Today was one of those horrible days spent nursing my sick principal computer back to health. It all started with an attempt to install a flatbed scanner Twain driver. Shortly thereafter, I noticed that any major file operation undertaken within a folder window tended to crash Explorer, the desktop navigation software (equivalent to the Finder on the Macintosh). Such crashes always forced me to resort to the Task Manager. After a few hours of trying to program under this new handicap, I'd had enough. I was finding that the four or five second interruption of having to go to the Task Manager after every folder operation was enough of a distraction to keep me from accomplishing anything in the task at hand. For me, programming is impossible without a good, uncluttered short-term memory.
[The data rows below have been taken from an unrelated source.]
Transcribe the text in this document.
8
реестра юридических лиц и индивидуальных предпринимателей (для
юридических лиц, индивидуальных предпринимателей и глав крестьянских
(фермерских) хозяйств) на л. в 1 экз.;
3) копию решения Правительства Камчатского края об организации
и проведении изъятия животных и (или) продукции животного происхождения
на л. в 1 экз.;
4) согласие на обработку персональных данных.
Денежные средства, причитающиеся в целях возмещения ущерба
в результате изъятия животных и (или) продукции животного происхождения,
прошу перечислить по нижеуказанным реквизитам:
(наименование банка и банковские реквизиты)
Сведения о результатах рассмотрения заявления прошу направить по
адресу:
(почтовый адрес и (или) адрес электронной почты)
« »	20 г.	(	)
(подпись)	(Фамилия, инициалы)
So I went to work trying to determine what was wrong. I scoured the Event Viewer. I looked for suspicious items in the Process List and found two instances of the OpenMe.exe virus - but they weren't my problem. Then, in desperation, I started nuking things one by one, starting with Adobe Acrobat and ending with Internet Explorer 6. But my computer seemed to be determined to crash with every folder operation. I wanted to cry.
Knowing there was no alternative, I reinstalled Windows 2000. When presented the option, I attempted a system restore instead of a fresh install (you push the R key at some point very early in the process, when the screen is still blue and looks like it belongs to an IBM PC-XT).Miraculously, this option actually worked (a miracle, considering it is not a normal option). As advertised, it restored the operating system without forcing me to reinstall and reconfigure all my applications. The only tricky part was that I had to swap out video cards for part of the process, since the Windows 2000 installer can't display anything other than a simple bright red box using the ATI Radeon video card.
By the time I was done, it was only about 9pm. Having thought that I'd be spending the weekend rebuilding my computer's software from scratch, I was understandably elated. I spent the rest of the evening working on an interesting side project related to my new artificial intelligence effort. I wrote a parsing spider that trawled through my old entries of Randomly Ever After, compiling a SQL-based dictionary of every unique word, along with a count of how many instances of that word were found. The idea is to know the most common words so I can write a "reasonably" effective sentence parser with the ability to diagram sentences and make informed guesses about subjects, predicates, adjective phrases, gerund phrases, prepositional phrases, etc. Ultimately (for this phase of the project) I want to create a general "idea model" for the world and have a program flesh out the details of this model by "reading" texts. At first this model may know that "a car" "goes fast" without knowing what a "car" or "fast" are. But later, once it also knows a "car" is "shiny" while a "cheetah" is "furry" and "fast," it can infer that a car is like a cheetah, except that it is shiny, not furry. Perhaps this goal is too ambitious; I always feel uncomfortable if my goals can't be satisfied within an hour. But for now I'm writing the tools and creating the databases to parse and hold some of the information without really knowing what I'll ultimately need. If my past efforts are any model, I'll get to the top of the first little foothill and then see the way to proceed to the next. Eventually, off in the distance, I see the Himalayas.